La suerte es un residuo de la organización, decía Napoleón, lo que se parece mucho a ese precepto que dice que cuanto más se escribe, con más facilidad la inspiración acude a uno. La organización, otro nombre de la planificación, está estrechamente ligada a la práctica, esto es, el ejercicio, el entrenamiento. Un hombre que nunca arriesga nada difícilmente dará lugar a que su suerte –o su mala suerte– se manifieste. Napoleón decía también que había logrado conquistar Europa porque él era un gran general, pero también porque había tenido suerte. La surcoreana Han Kang indudablemente tiene mucha suerte. O la tuvo esta vez. Leí un solo libro de ella, La vegetariana, y no sentí el más mínimo deseo por seguir leyéndola. Su literatura es de una normalidad apabullante –digo “normalidad” como antónimo de “excepcionalidad”–, quiero decir, es una escritora de las que hay miles: poco excéntrica, prolija... Sin duda los criterios de la Academia Sueca se ampliaron muchísimo, al punto que cualquier escritor puede ganar el Nobel. Lo de César Aira como candidato pasó de ser una broma a una posibilidad real: si lo ganó Han Kang, también puede ganarlo él. Él y muchos más, escritores todos con pocas virtudes, más que escribir. Ya las figuras totémicas, como Thomas Pynchon, Salman Rushdie, Margaret Atwood o Joyce Carol Oates, carecen de interés para la Academia Sueca. No me parece mal, al contrario: el ensanchamiento del espectro posible de candidatos se amplió al punto que todo aquel con una obra pasable puede ganarlo. Si tiene la suficiente suerte.
La pomposidad sueca nos lleva a pensar que las decisiones de la Academia las toma una docena de personas vestidas con toga y peluca platinada, sentadas alrededor de una mesa de abedul, y es muy probable que las decisiones las tomen en un pub, después de haber bebido litros de glögg o de aquavit, no lo sabemos. Lo que es seguro es que no son decisiones consensuadas, porque es imposible que las mismas personas acuerden darle el Premio Nobel un año a Peter Handke y cinco años después a Han Kang.

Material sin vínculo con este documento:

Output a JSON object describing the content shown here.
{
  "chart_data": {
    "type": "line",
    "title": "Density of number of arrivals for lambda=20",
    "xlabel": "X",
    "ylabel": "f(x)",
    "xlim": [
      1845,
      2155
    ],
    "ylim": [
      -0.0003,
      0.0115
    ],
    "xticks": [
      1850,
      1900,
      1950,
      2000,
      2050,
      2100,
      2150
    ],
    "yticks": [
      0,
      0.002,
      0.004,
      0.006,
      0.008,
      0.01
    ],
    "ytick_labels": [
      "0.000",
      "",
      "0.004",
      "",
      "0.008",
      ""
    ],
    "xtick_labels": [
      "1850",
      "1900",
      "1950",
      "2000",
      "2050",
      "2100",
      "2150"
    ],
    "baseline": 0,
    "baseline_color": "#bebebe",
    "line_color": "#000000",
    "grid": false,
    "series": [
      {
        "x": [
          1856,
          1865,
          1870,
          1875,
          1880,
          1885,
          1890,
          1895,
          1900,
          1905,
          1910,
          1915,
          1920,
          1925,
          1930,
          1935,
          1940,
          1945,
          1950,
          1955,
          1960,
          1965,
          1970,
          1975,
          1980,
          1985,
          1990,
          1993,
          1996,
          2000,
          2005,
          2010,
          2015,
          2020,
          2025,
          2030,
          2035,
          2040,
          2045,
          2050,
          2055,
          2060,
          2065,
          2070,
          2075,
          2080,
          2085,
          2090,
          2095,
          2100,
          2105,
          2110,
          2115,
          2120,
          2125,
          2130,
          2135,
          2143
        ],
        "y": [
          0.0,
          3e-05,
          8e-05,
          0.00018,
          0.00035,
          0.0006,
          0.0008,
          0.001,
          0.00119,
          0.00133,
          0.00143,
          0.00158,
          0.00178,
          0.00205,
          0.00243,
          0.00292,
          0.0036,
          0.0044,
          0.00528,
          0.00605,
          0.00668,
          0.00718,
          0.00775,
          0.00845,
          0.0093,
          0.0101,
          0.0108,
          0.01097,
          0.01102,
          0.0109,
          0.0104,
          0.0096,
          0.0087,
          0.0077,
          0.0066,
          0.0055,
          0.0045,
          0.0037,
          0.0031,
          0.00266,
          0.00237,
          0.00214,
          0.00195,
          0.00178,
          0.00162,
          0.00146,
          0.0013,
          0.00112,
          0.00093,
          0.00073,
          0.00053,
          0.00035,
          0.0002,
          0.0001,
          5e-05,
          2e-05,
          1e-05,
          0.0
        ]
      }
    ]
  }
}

Supongo que las decisiones las toma cada año un integrante distintos de los diez que componen la Academia Sueca, de un modo muy similar a como nosotros tomamos decisiones irresponsablemente, es decir cuando el dinero en juego no es nuestro: “El año pasado elegiste vos, ahora me toca a mí”, o cosas parecidas. De otro modo no se explica.
Al mismo tiempo, esta irresponsabilidad puede sernos beneficiosa: los argentinos tenemos una legión de autores del nivel de Han Kang, e incluso mejores. No es que me interese particularmente que lo gane un argentino, pero si fuese un amigo tal vez podría sacar algún provecho. En cambio no veo provecho alguno en que lo gane una autora surcoreana: hay libros suyos ya traducidos, y probablemente traduzcan muchos más, tal vez todos. Y no pienso leerlos.
Y sin embargo existe una morbosa felicidad en ver concretada la expectativa de que lo gane alguien a quien ya leímos. Por alguna razón nos hace felices conocer la obra de un ganador, como si una mínima parte de ese prestigio recayera también en nosotros. Y algo de eso hay. Quienes estuvieron presentes aquella noche que Andy Summer le dio una patada en la cabeza a un policía en el escenario de Obras, en diciembre de 1980, quienes verdaderamente vieron eso, gozan de cierto prestigio. De lo contrario, todo el mundo no aseguraría haber estado ahí. Tal vez con el Nobel pase lo mismo, es como si viéramos al autor dándole una patada al destino, y en ese destino también entramos nosotros, que lo leímos. No lo sé.
Ahora que los criterios del Nobel de Literatura están a la altura del zócalo de nuestras casas, es el momento de que algún argentino lo gane.